Abstract
Topic: Borderline Personality Disorder (BPD) is a highly contentious and controversial mental health diagnosis. Often characterised as the quintessential personality disorder, it is widely described as being diagnosed much more often in women than in men. Clinical and research samples often reflect this, yet community prevalence studies do not support any such gendered prevalence disparity. Various attempts have been made to explain how either BPD or its application might be gendered, but none have made provided a compelling explanation for the disparity, and few have explored the issue discursively.
Method: Semi-structured interviews were carried out with UK Counselling Psychologists who had experience of working with men with a BPD diagnosis. Transcripts were subjected to a form of critical discourse analysis, to create a reading of accounts that might answer research questions on participants’ understanding of the BPD male, including differences from and similarities with the BPD female, as well as their understanding of the gender disparity around this diagnosis and presentation.
Findings: Participants’ accounts were found to draw on four discrete interpretative repertoires, covering psychiatric, psychological, psychotherapeutic, and societal realms, which produced varying and conflicting conceptions of ‘the BPD male’. Contradictions produced by these repertoires led to the identification of dilemmas. and the ways participants made discursive sense of these was analysed.

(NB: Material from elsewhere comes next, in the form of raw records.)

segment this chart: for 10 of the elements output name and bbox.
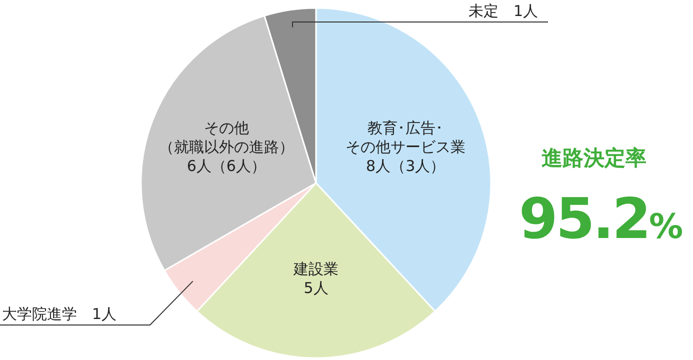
text: 95.2% bbox=[518, 187, 682, 252]
slice-label: 未定 1人 bbox=[468, 2, 538, 20]
slice-label: 教育･広告･その他サービス業 bbox=[346, 118, 466, 156]
slice-label: 建設業 bbox=[292, 260, 338, 278]
slice-label: 大学院進学 1人 bbox=[2, 305, 117, 323]
data-label: 5人 bbox=[304, 278, 328, 297]
slice-label: その他（就職以外の進路） bbox=[158, 118, 294, 156]
data-label: 6人（6人） bbox=[186, 156, 266, 175]
data-label: 8人（3人） bbox=[366, 156, 446, 175]
text: 進路決定率 bbox=[542, 146, 646, 170]
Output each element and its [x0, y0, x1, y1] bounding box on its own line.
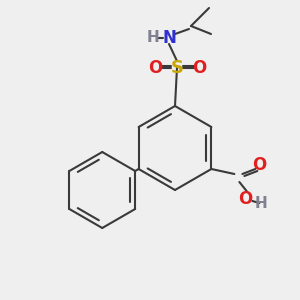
Text: N: N [162, 29, 176, 47]
Text: O: O [238, 190, 253, 208]
Text: H: H [255, 196, 268, 211]
Text: O: O [192, 59, 206, 77]
Text: S: S [170, 59, 184, 77]
Text: O: O [148, 59, 162, 77]
Text: O: O [252, 156, 266, 174]
Text: H: H [147, 31, 159, 46]
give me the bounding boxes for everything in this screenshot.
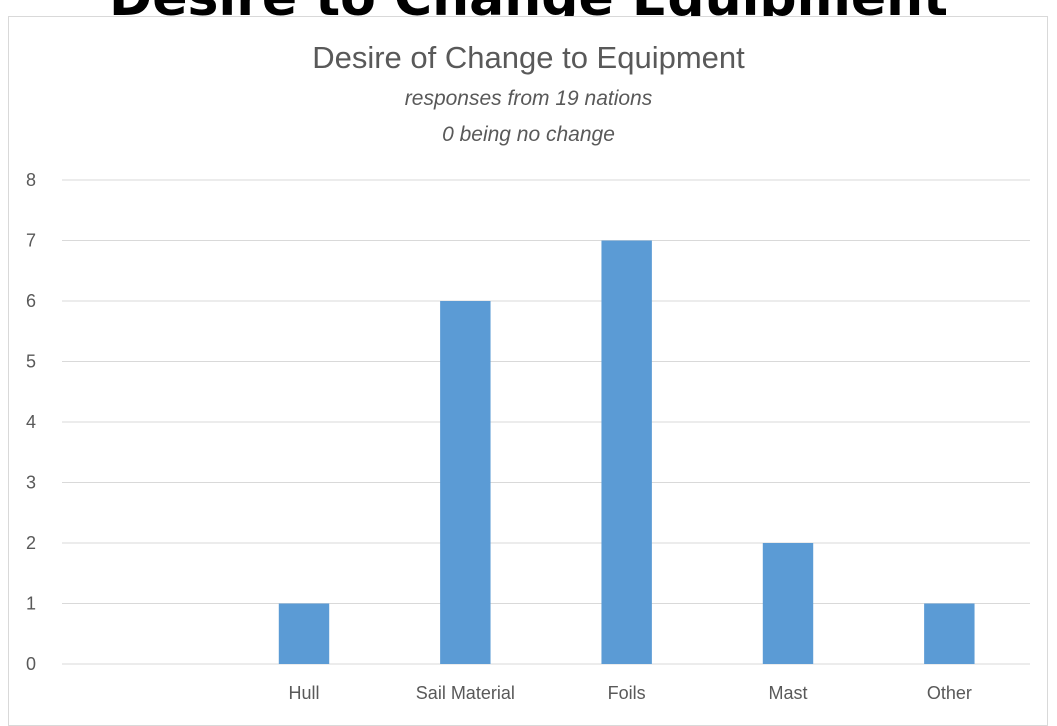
x-category-label: Other: [927, 683, 972, 703]
y-tick-label: 4: [26, 412, 36, 432]
chart-title: Desire of Change to Equipment: [312, 40, 745, 75]
y-tick-label: 0: [26, 654, 36, 674]
bar-other: [924, 603, 975, 664]
y-tick-label: 8: [26, 170, 36, 190]
x-category-label: Hull: [288, 683, 319, 703]
x-category-label: Mast: [768, 683, 807, 703]
chart-subtitle-scale-note: 0 being no change: [442, 123, 615, 146]
gridlines: [62, 179, 1030, 665]
x-axis-category-labels: Hull Sail Material Foils Mast Other: [288, 683, 971, 703]
chart-subtitle-responses: responses from 19 nations: [404, 87, 653, 110]
y-tick-label: 7: [26, 231, 36, 251]
bar-hull: [278, 603, 330, 664]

Men who might meet BPD diagnostic criteria were variously constructed as no different from women meeting the criteria, yet also fundamentally ‘othered’ within all but one discursive realm. Issues around diagnostic practice and feminised psychological services were identified.
Conclusions: The BPD gender disparity can be understood by conceptualising it not as a product of psychological difference between men and women, but as resulting from systemically, institutionally, and culturally situated diagnostic and psychotherapeutic practices, influenced by hegemonic constructions of gender. Consequently, gender-informed diagnosis and services are suggested.